Holster Lingo

Carry and Conceal with Confidence

You know the feeling when you enter the doctor’s room and he speaks all the medical terms you don’t understand? When you walk out there, you are more confused as to when you entered.

In the EDC community, there are also quite a few regularly used terms, like EDC (Everyday Carry). A number of these terminologies involve holsters. Be confident in your knowledge when you encounter these terms on social media, the Shooting Range or your local Gun Shop.

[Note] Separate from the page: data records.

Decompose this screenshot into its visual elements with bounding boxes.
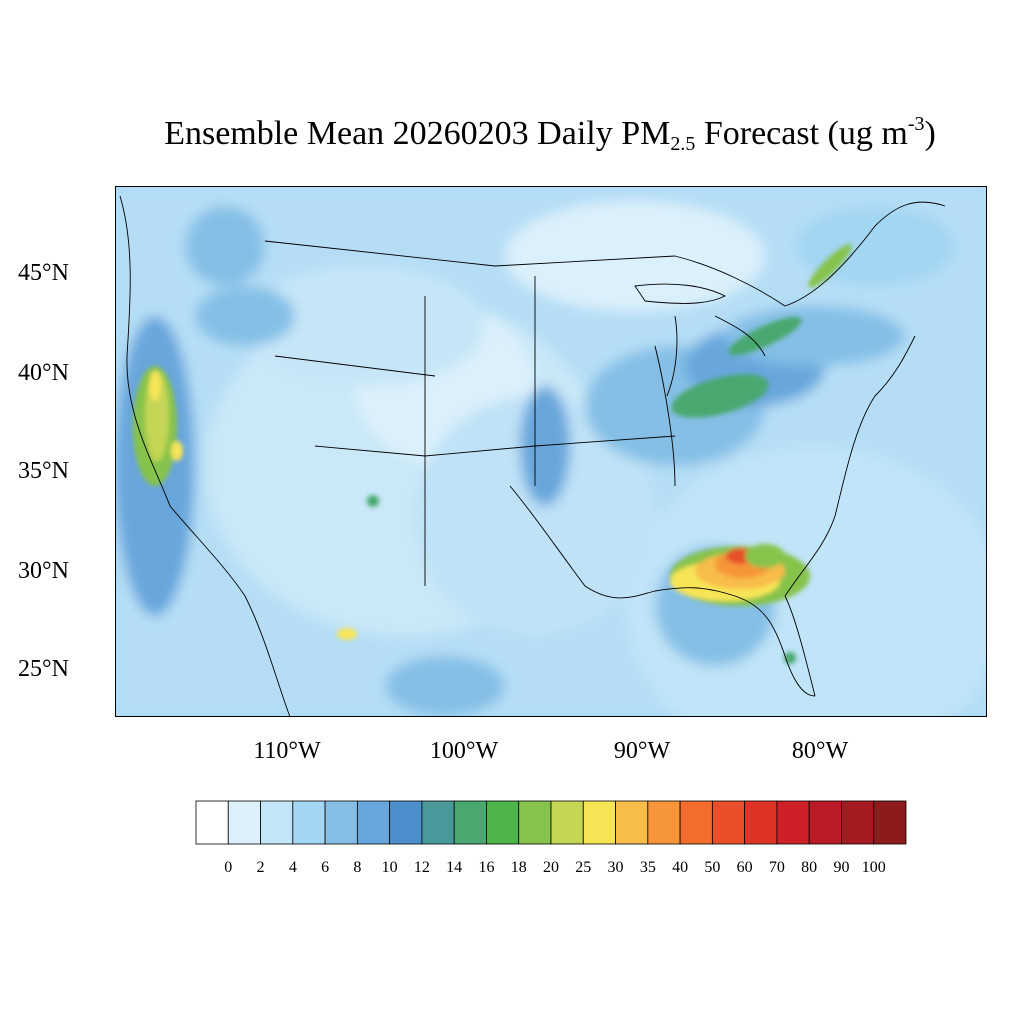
colorbar-swatch — [453, 800, 487, 845]
colorbar-label: 2 — [257, 859, 265, 876]
colorbar-swatch — [873, 800, 907, 845]
colorbar-swatch — [486, 800, 520, 845]
colorbar-swatch — [421, 800, 455, 845]
lat-label-45n: 45°N — [18, 260, 69, 286]
colorbar-label: 20 — [543, 859, 559, 876]
colorbar-swatch — [195, 800, 229, 845]
map-title: Ensemble Mean 20260203 Daily PM2.5 Forec… — [164, 113, 936, 155]
colorbar-label: 30 — [608, 859, 624, 876]
colorbar-label: 4 — [289, 859, 297, 876]
colorbar-label: 0 — [224, 859, 232, 876]
colorbar-swatch — [550, 800, 584, 845]
lat-label-40n: 40°N — [18, 360, 69, 386]
lat-label-30n: 30°N — [18, 558, 69, 584]
lat-label-35n: 35°N — [18, 458, 69, 484]
colorbar-label: 12 — [414, 859, 430, 876]
colorbar-swatch — [389, 800, 423, 845]
colorbar-swatch — [615, 800, 649, 845]
lon-label-90w: 90°W — [613, 738, 671, 764]
colorbar-label: 80 — [801, 859, 817, 876]
colorbar-swatch — [711, 800, 746, 845]
hotspots — [133, 244, 852, 664]
colorbar-swatch — [292, 800, 326, 845]
lat-label-25n: 25°N — [18, 656, 69, 682]
colorbar-swatch — [808, 800, 842, 845]
great-lakes — [634, 283, 766, 397]
colorbar-label: 35 — [640, 859, 656, 876]
concentration-field — [115, 186, 987, 717]
colorbar-swatch — [744, 800, 778, 845]
colorbar-label: 25 — [575, 859, 591, 876]
colorbar-label: 70 — [769, 859, 785, 876]
colorbar-label: 16 — [478, 859, 494, 876]
boundaries — [119, 195, 946, 717]
colorbar-swatch — [841, 800, 875, 845]
colorbar-label: 60 — [737, 859, 753, 876]
colorbar-label: 18 — [511, 859, 527, 876]
colorbar-swatch — [324, 800, 358, 845]
lon-label-110w: 110°W — [253, 738, 321, 764]
colorbar-swatch — [776, 800, 810, 845]
colorbar-swatch — [356, 800, 391, 845]
colorbar-swatch — [260, 800, 294, 845]
colorbar-label: 100 — [862, 859, 886, 876]
colorbar-swatch — [647, 800, 681, 845]
colorbar-label: 40 — [672, 859, 688, 876]
lon-label-100w: 100°W — [429, 738, 499, 764]
colorbar-swatch — [518, 800, 552, 845]
colorbar-swatch — [679, 800, 713, 845]
colorbar-label: 14 — [446, 859, 462, 876]
colorbar-swatch — [582, 800, 616, 845]
colorbar-label: 90 — [833, 859, 849, 876]
lon-label-80w: 80°W — [791, 738, 849, 764]
colorbar-label: 50 — [704, 859, 720, 876]
colorbar-label: 8 — [353, 859, 361, 876]
colorbar-label: 6 — [321, 859, 329, 876]
pm25-map — [115, 186, 987, 717]
colorbar-swatch — [227, 800, 261, 845]
colorbar-label: 10 — [382, 859, 398, 876]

The cant of a holster is how tilted from a vertical position the firearm is in the holster. So when cant is adjustable, you can change this position.  Adjustable cant helps with concealment of your firearm as well as comfort, especially when getting in and out of your vehicle.

Riding Height

When we talk about riding height it refers to how deep the middle of your firearm sits below the beltline.  A high riding height might be more comfortable. A lower riding height conceals better. You don’t want to adjust riding height too low as it becomes difficult to access your firearm.

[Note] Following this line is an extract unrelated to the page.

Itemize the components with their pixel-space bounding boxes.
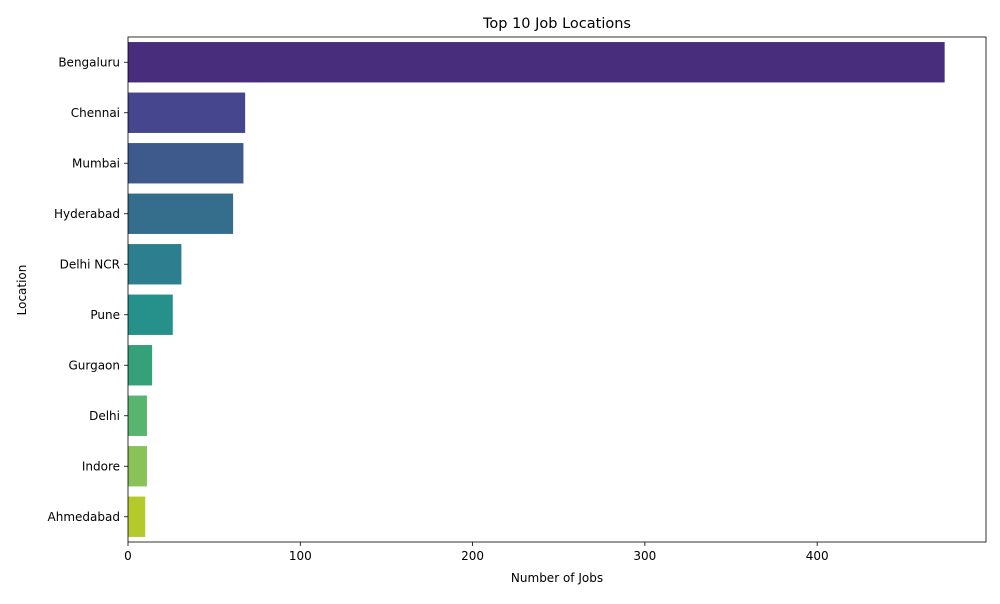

Retention is how tight the holster is holding your firearm. When adjusting holster retention, always ensure that your retention is still enough to hold your firearm. If you have too little retention, you might lose your firearm if you end up on the ground.

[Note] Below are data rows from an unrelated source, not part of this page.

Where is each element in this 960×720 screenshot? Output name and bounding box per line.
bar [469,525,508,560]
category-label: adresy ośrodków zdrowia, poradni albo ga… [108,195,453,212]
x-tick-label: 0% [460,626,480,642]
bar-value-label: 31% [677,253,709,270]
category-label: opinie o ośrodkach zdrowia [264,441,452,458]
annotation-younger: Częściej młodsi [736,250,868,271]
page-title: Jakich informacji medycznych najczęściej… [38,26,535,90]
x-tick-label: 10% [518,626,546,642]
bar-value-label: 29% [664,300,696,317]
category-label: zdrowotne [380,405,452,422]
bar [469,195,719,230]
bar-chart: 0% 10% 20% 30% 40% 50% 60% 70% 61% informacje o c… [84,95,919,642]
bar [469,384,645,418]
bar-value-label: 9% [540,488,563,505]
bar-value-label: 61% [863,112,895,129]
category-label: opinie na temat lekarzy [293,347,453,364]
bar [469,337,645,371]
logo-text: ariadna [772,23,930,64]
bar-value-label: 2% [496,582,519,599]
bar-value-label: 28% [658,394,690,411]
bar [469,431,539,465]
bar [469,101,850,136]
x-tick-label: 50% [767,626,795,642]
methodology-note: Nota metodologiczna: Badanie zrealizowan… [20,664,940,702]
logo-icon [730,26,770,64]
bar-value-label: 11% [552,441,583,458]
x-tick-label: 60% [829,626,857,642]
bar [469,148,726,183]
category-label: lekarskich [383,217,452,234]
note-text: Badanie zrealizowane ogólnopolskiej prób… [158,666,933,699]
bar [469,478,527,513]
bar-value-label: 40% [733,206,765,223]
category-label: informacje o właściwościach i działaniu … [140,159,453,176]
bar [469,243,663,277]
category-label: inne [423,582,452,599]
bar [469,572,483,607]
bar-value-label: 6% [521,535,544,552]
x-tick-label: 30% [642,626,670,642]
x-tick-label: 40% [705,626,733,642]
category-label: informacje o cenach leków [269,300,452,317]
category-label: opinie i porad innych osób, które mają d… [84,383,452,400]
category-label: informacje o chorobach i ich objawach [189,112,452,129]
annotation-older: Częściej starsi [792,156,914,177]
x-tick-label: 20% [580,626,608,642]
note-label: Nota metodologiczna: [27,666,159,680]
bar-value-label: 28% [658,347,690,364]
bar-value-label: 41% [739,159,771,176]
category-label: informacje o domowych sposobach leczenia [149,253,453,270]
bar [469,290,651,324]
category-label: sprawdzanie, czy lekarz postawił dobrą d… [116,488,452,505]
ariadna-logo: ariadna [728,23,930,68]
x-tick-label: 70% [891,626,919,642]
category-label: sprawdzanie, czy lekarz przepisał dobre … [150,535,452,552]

Draw is how you pull your firearm from the holster. You want to practice drawing your firearm frequently to build up muscle memory and this action becomes automatic.


After you have used your firearm, you always have to put it back in the holster which is called re-holstering. Look for a holster that you can re-holster without taking the holster off your belt.


The purchase on the grip of a firearm is how much of your hand can be on the grip of the firearm when you draw your firearm from the holster. Choose a holster that has enough purchase on the grip so you won’t have to change the position of your hand after you’ve drawn the holster. This might be affected by riding height.


The strong side is on the side of your dominant hand.  A right-handed person wears the firearm on the right-hand side.


The weak side is on the side of your non-dominant hand. Usually, you can wear some extra mags on the weak side.


When you are able to use the same holster for left- and right-handed shooters, the holster is ambidextrous.

Sweat guard

The Kydex® that covers the slide of your firearm that is closest to your skin is called the sweat guard. A full-length sweat guard will extend the entire length of the slide and be flush with the back-end of the slide. A low sweat guard will end at the same height as the trigger guard.